I don't even remember if it was an accident when I first discovered Holberts oyster shop several years ago. Off the beaten track, on a dead-end road in an industrial estate. Somebody told somebody else who told another person who told me about this place to get fresh oysters.
Driving down Diemars Road in Salamander Bay, you pass a modern-like subdivision, go up a rise and see a quarry to the left. On the other side, it feels like an industrial estate, but turn right and you'll notice the flat, green lawn on the left immediately.
And here we are: A small, brick building with a beautiful lawn and picnic tables with a view of Cromarty Bay, across to Muddy Point to the west, and further to Lemon Tree Passage.
It's worth it. We are talking fresh, world-class Sydney rock oysters. Fat. Juicy. Shucked. The taste of the wild sea, seeping into your sensory glands.
Bring your own bottle of wine, or buy a drink in the shop. You can have a virtual feast - you would be jealous if somebody described this experience as part of their holiday.
The Holberts have been oyster farmers for five generations. They've got locations all over Port Stephens and farm every day. The store is only closed on Christmas Day.

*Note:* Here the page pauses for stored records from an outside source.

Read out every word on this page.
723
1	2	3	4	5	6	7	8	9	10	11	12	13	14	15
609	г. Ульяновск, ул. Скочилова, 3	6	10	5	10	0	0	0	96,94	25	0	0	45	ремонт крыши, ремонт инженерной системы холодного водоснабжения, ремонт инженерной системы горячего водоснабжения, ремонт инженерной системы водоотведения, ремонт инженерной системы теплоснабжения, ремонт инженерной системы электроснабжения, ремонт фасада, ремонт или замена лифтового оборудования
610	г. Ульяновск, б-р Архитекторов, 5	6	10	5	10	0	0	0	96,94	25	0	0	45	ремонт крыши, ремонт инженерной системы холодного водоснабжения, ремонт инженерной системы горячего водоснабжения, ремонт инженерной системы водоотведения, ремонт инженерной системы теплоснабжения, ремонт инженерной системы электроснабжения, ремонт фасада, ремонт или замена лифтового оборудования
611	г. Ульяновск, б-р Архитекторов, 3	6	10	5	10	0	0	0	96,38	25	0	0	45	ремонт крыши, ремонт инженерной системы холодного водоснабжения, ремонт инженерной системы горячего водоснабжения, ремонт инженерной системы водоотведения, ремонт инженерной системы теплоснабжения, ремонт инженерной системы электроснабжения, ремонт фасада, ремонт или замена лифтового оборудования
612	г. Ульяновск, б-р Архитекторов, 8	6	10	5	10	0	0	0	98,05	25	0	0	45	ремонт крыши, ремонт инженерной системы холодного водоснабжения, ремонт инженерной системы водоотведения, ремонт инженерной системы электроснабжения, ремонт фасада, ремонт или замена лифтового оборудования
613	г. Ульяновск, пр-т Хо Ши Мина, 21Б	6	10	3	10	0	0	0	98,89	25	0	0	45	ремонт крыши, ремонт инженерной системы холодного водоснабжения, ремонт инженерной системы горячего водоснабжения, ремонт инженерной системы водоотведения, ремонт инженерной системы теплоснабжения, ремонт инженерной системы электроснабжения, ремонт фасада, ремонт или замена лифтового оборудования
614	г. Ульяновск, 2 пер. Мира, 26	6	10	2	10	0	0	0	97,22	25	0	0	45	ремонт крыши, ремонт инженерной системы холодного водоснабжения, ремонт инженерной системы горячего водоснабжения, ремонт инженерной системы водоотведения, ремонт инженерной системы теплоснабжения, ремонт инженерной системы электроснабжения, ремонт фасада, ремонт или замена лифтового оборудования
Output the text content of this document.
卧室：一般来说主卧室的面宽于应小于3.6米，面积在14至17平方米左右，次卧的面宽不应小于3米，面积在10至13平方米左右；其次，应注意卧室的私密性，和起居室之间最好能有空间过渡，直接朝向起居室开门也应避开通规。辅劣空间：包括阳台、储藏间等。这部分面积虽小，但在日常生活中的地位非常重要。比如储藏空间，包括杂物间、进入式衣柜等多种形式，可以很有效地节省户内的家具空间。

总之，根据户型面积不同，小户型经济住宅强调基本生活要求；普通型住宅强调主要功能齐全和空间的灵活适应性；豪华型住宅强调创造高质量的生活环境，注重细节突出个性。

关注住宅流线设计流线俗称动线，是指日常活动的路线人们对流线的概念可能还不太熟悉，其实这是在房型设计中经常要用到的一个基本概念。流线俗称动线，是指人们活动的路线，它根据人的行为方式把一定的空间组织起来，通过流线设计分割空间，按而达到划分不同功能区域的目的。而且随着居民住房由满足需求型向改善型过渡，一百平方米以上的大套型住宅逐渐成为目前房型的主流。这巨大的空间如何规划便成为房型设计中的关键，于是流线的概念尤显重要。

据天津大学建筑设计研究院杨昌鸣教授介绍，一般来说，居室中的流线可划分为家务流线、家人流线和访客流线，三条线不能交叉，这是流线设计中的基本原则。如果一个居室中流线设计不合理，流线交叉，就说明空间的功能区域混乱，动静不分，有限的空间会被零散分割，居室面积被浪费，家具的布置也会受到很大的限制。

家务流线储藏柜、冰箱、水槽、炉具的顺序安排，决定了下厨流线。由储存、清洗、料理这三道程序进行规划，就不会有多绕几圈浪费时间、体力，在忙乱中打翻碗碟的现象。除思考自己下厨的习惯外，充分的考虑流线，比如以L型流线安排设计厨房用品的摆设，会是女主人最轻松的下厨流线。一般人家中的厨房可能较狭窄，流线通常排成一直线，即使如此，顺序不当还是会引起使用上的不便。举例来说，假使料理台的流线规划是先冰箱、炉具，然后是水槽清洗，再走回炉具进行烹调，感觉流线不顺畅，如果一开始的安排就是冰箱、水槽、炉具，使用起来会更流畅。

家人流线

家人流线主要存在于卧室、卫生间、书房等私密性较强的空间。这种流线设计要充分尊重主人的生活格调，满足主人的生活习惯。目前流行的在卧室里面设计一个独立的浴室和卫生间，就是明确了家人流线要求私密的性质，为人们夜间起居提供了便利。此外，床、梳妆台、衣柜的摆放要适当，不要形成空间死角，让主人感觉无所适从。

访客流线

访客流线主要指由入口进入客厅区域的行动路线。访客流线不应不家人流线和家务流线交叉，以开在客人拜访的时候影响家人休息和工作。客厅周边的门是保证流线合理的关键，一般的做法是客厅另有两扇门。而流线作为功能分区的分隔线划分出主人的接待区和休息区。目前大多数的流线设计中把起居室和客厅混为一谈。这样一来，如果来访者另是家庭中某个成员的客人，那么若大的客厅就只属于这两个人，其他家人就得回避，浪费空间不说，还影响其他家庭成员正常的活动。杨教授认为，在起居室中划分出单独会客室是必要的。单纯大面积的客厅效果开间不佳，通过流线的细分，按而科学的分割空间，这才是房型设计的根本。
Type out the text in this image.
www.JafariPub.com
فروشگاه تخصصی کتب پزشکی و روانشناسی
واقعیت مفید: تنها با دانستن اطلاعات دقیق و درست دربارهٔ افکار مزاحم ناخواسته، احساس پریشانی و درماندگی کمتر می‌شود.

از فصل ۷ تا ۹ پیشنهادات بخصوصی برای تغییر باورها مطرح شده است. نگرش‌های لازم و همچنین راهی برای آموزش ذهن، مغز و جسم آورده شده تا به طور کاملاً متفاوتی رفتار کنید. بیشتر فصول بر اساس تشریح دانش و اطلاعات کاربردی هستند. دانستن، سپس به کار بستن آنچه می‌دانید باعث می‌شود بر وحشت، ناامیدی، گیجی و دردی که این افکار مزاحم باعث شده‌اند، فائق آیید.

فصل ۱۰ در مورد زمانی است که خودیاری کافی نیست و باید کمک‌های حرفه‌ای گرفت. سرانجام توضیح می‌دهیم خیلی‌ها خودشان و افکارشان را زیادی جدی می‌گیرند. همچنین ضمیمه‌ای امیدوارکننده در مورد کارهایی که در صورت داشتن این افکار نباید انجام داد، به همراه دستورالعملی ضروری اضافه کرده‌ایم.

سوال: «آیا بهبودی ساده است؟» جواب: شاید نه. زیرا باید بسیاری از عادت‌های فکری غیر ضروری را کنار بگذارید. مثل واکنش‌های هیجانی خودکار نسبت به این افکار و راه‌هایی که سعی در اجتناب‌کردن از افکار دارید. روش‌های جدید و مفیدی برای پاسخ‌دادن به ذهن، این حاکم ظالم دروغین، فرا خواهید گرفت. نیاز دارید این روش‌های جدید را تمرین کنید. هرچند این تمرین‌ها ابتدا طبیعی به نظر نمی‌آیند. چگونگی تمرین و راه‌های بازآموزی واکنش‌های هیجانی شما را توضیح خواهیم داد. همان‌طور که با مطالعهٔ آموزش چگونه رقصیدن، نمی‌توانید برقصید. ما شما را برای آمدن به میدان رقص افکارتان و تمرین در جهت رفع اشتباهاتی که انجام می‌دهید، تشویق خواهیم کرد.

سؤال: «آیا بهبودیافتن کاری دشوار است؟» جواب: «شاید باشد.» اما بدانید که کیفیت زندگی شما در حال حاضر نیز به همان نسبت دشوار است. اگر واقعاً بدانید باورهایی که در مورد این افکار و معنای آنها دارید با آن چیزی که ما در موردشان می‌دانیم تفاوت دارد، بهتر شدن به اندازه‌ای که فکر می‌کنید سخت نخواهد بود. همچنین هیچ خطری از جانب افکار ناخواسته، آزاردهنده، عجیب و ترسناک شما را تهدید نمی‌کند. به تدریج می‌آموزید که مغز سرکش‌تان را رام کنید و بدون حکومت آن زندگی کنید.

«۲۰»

Some of the very best oysters come from Cromarty Bay. The best growing location varies with the weather and thus, the Holberts have leases far and wide in Port Stephens. "We've got some 20 kilometres up little rivers you wouldn't even know are there,” says Guy Holbert. “We have different locations for growing, fattening, spawning. We are constantly moving them around."
For morning tea, the staff often enjoy oyster sandwiches, a family tradition. Fresh bread and butter with oysters.
"There's not too many days off around here if your name is Holbert," he says.